# U.S. Royal Master NOS black wall Chain Tread Balloon tire set 26 x 2.125 on Ebay



## Balloonatic (Jan 8, 2014)

I'm selling a set of two matching U.S. Royal Master Chain Tread tires on ebay that are NOS and never mounted to rims. They even still have the rubber whiskers! Pliable and in mint shape these would make any bike look MUCH better. With whitewall sets selling for $300-500 these are still a bargain at just over $200 and NO RESERVE! Here is the link:

http://www.ebay.com/itm/261366628440?ssPageName=STRK:MEWAX:IT&_trksid=p3984.m1438.l2649

If the link doesn't work, the auction number is: 261366628440

They are bona-fide original tires and are NOT repros... they clearly say "MADE IN USA" on them! With two more days to go you still have a chance to snag this scarce set of tires... when was the last time you saw a set of NOS PREWAR balloon chain tread tires for sale?? I have owned them for 35 years and they have been stored indoors their entire lives.
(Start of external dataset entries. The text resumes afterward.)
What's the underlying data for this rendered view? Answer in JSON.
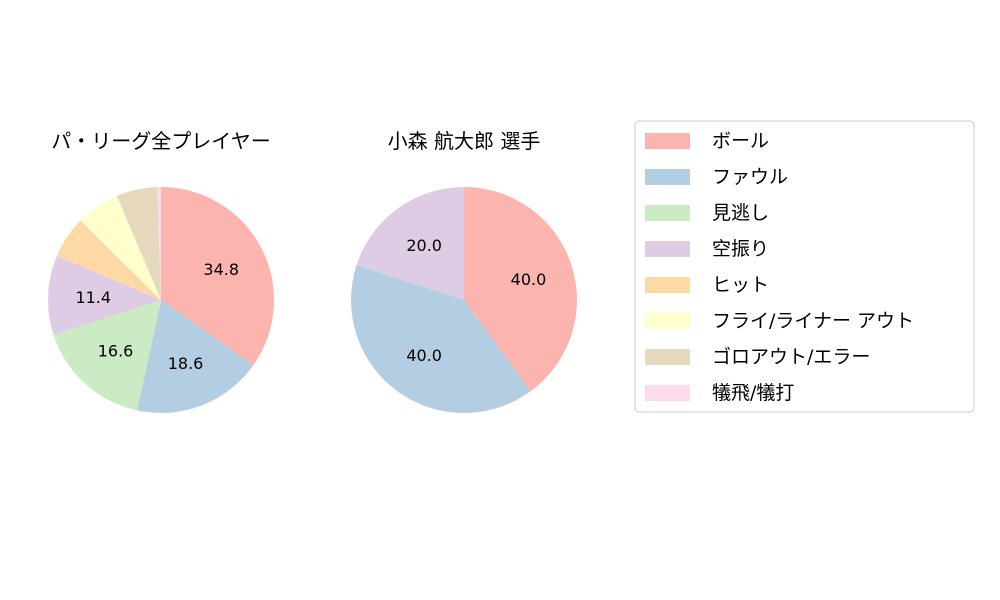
{
  "chart_data": [
    {
      "type": "pie",
      "title": "パ・リーグ全プレイヤー",
      "categories": [
        "ボール",
        "ファウル",
        "見逃し",
        "空振り",
        "ヒット",
        "フライ/ライナー アウト",
        "ゴロアウト/エラー",
        "犠飛/犠打"
      ],
      "values": [
        34.8,
        18.6,
        16.6,
        11.4,
        6.0,
        6.2,
        5.9,
        0.5
      ],
      "value_labels": [
        "34.8",
        "18.6",
        "16.6",
        "11.4",
        "",
        "",
        "",
        ""
      ]
    },
    {
      "type": "pie",
      "title": "小森 航大郎  選手",
      "categories": [
        "ボール",
        "ファウル",
        "見逃し",
        "空振り",
        "ヒット",
        "フライ/ライナー アウト",
        "ゴロアウト/エラー",
        "犠飛/犠打"
      ],
      "values": [
        40.0,
        40.0,
        0,
        20.0,
        0,
        0,
        0,
        0
      ],
      "value_labels": [
        "40.0",
        "40.0",
        "",
        "20.0",
        "",
        "",
        "",
        ""
      ]
    }
  ],
  "legend": {
    "placement": "right",
    "items": [
      {
        "label": "ボール",
        "color": "#fbb4ae"
      },
      {
        "label": "ファウル",
        "color": "#b3cde3"
      },
      {
        "label": "見逃し",
        "color": "#ccebc5"
      },
      {
        "label": "空振り",
        "color": "#decbe4"
      },
      {
        "label": "ヒット",
        "color": "#fed9a6"
      },
      {
        "label": "フライ/ライナー アウト",
        "color": "#ffffcc"
      },
      {
        "label": "ゴロアウト/エラー",
        "color": "#e5d8bd"
      },
      {
        "label": "犠飛/犠打",
        "color": "#fddaec"
      }
    ]
  }
}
Make that original or restored bike sing with these killer tires!

Thanks!

Balloonatic


----------



## 37fleetwood (Jan 8, 2014)

better look again, those are Uniroyals from the 1960's

http://en.wikipedia.org/wiki/United_States_Rubber_Company#Uniroyal
*Uniroyal*


In 1961, the company became Uniroyal Inc.[2] The Uniroyal name was applied to all its operating components and products by 1967 creating a unified brand.[3]


----------



## cyclingday (Jan 10, 2014)

$532.77 for a set of mid 60s Uniroyal blackwalls?
 Ok, I know they were in mint condition, but what am I missing here?


----------



## Hubs-n-Spokes (Jan 11, 2014)

Well someone had way too much money and no common sense. I wonder if they knew they were getting 60s tires and not 40s tires?


----------



## ohdeebee (Jan 11, 2014)

*!!!*

If those are worth $500+, what are these worth? Date matched with OEM tubes. Oh, and these aren't from the 60s either. 






Inspection tags still intact


----------



## Obi-Wan Schwinnobi (Jan 11, 2014)

.........................


----------



## Obi-Wan Schwinnobi (Jan 11, 2014)

37fleetwood said:


> better look again, those are Uniroyals from the 1960's
> 
> http://en.wikipedia.org/wiki/United_States_Rubber_Company#Uniroyal
> *Uniroyal*
> ...




So you're ridding a 38 autocycle deluxe now?


----------



## Oldnut (Jan 12, 2014)

*Chain tires*

Went for 522 bucks might be a record. Must be a going on super bike.


----------



## 37fleetwood (Jan 12, 2014)

Obi-Wan Schwinnobi said:


> So you're ridding a 38 autocycle deluxe now?




apparently. every so often Scott does stuff to keep me humbled.


----------